心なしか、院長もゆったりと落ち着いている。
退院後の身体の状態とか、スポーツセンターに通っていることなどを話すことが出来た。
母が何度目かの入院・・・
あれは平成十四年頃・・・
院長が主治医だった頃・・・
病室に回診にきた医師に、ベッドから手をさしのべて抱きついた母。
先生、会いたかった。先生。
よしよし、大丈夫ですよ。早く治しましょうね。
その頃の医師は小太りで、患者受けするようには思えなかった。
母は、入院中はむろん、退院後もしばらくは医師の名を口にしていた。
あれから十年になるのに、少しも年齢を感じない。
痩せて、スリムになって若くなったのだろう。
ただそれだけのこと。
会計待ち、薬待ちの合間に文庫本に眼を通し、心の奥では、途切れた記憶が甦ったりする。
この病院の記憶ではない。
背中に、痛みを伴うおできが出来て切開してもらった医師の記憶。
私はまだ若かった。三十代だったか。
その医師も熱血医師。四十歳ぐらいだった、と思う。
切開した傷跡が治まらず、何度か通院した。
受診最後だという日、なぜか看護士も誰もいなくて、医師は湧かしていたらしいコーヒーを飲ませてくれた。
なんだか寂しくなるね。
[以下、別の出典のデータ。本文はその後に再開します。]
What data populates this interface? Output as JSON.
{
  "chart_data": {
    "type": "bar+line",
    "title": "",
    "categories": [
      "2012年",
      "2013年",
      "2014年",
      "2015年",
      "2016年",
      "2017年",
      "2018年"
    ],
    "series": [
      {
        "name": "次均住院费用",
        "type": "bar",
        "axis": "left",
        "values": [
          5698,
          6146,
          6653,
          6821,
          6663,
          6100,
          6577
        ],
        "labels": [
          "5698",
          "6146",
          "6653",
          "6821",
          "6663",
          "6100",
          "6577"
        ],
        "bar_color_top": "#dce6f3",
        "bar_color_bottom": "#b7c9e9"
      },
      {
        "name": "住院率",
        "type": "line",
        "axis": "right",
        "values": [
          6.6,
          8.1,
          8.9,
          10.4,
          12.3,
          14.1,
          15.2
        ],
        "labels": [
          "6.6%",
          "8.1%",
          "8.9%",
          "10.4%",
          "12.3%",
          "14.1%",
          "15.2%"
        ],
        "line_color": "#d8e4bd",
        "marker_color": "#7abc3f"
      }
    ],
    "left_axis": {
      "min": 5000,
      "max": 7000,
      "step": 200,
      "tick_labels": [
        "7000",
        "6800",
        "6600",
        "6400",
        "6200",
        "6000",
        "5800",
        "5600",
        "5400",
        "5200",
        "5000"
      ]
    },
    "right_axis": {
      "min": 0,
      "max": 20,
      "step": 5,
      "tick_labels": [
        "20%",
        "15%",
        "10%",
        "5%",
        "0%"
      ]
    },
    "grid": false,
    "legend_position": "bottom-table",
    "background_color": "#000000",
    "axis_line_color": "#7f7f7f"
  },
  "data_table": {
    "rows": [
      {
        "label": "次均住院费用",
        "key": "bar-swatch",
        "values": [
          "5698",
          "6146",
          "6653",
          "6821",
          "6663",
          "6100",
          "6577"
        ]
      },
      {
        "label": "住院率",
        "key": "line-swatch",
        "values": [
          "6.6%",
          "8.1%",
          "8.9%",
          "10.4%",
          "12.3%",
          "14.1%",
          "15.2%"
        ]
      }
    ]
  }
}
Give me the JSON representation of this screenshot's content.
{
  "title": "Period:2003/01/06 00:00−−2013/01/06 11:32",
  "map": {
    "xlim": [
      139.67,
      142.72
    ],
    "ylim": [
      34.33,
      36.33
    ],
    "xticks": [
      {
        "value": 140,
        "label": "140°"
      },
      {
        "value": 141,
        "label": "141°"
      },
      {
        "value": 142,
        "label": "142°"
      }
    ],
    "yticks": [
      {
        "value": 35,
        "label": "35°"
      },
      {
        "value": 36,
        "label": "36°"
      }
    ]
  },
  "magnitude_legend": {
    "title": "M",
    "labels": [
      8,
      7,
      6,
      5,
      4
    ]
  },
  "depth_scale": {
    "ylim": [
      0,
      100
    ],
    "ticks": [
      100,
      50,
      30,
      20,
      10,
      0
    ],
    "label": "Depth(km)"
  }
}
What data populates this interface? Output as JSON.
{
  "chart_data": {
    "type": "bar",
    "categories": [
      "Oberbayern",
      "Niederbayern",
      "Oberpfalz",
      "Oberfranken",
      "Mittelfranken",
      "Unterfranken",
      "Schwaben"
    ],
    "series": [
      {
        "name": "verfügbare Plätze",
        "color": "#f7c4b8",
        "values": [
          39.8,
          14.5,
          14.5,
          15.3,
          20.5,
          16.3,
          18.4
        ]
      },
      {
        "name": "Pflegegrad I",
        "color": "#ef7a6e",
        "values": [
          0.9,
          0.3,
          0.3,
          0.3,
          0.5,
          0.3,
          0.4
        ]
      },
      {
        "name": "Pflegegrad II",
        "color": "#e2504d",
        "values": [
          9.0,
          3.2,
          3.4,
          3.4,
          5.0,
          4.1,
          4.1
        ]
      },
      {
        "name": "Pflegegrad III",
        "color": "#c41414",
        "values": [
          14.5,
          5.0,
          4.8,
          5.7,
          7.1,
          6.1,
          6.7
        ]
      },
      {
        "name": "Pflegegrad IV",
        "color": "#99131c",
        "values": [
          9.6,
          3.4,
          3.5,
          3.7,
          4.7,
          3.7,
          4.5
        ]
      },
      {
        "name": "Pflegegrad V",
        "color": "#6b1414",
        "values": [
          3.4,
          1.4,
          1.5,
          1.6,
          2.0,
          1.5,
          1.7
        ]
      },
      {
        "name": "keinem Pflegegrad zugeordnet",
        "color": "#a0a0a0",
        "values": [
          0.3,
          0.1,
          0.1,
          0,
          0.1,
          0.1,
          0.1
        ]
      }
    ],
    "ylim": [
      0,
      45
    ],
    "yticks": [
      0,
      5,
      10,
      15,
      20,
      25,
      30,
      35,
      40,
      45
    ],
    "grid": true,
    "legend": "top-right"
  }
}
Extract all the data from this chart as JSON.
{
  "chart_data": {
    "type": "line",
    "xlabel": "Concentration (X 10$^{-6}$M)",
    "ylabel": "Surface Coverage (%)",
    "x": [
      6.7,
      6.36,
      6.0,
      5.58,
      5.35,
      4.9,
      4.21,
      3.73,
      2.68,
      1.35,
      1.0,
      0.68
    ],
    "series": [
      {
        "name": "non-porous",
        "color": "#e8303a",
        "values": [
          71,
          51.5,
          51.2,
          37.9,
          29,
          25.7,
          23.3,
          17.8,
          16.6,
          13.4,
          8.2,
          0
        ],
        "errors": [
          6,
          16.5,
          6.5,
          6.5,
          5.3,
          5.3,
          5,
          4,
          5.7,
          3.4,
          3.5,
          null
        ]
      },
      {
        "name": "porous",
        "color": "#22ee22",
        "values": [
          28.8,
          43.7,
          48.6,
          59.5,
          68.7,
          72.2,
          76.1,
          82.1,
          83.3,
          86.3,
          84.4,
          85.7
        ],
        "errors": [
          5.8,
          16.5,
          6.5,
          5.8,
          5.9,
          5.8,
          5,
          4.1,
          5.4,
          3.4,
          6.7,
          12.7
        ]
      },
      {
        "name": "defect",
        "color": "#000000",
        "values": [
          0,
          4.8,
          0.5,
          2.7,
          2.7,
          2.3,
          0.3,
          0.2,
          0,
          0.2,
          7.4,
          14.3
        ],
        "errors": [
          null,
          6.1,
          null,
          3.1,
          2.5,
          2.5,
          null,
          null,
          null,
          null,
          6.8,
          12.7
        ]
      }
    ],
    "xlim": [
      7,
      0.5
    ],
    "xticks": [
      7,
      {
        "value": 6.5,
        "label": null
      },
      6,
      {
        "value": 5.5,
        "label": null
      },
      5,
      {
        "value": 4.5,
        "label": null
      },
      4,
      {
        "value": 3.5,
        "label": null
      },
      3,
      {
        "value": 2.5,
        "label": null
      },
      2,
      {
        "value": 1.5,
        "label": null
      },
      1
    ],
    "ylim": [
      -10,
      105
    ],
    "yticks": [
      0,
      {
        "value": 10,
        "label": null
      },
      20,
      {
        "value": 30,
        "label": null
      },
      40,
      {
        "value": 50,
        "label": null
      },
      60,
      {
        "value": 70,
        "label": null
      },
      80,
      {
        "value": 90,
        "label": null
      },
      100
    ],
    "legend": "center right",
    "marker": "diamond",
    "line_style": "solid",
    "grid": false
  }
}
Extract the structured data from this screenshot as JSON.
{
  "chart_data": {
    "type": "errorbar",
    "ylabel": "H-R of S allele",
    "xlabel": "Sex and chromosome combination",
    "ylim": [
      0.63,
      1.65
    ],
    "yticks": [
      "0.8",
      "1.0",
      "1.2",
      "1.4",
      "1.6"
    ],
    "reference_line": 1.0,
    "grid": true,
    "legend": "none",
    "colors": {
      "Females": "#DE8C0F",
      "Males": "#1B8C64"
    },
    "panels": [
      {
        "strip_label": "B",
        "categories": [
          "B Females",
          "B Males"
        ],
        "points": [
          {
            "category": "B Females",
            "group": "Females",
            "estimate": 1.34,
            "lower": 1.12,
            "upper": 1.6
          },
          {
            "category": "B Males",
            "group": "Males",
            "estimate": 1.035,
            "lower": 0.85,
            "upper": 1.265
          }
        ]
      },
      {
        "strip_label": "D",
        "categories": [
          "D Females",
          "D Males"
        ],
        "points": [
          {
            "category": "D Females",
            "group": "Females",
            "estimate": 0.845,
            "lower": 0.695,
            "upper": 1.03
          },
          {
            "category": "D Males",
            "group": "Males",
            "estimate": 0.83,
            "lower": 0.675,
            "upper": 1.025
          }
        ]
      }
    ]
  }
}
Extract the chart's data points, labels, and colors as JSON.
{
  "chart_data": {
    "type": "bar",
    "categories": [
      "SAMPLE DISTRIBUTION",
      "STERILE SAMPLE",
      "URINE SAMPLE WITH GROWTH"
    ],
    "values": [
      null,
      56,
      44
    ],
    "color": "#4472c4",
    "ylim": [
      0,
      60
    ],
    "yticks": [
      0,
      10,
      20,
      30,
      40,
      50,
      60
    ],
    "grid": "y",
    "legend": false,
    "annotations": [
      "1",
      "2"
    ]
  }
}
今日でお終いだと思うと。
そんなことを云った。
頭の中がかーっと熱くなったことだけ覚えている。
勿論、こんなことは他言しない。
その後、その医師は見かけなくなった。
どうでもいいこと。
人生の、塵みたいな思い出。
こんな、小さ点みたいな思い出、唐突に目の前をよぎったりする。
春。
キクザキイチゲ。
追憶。
お家ご飯。
代わりばえのしない、豆腐を使った二品。
塩麹木綿豆腐サラダ。
木綿豆腐ステーキのあんかけ。
塩麹仕込み鶏もも肉と野菜の炒め蒸し煮。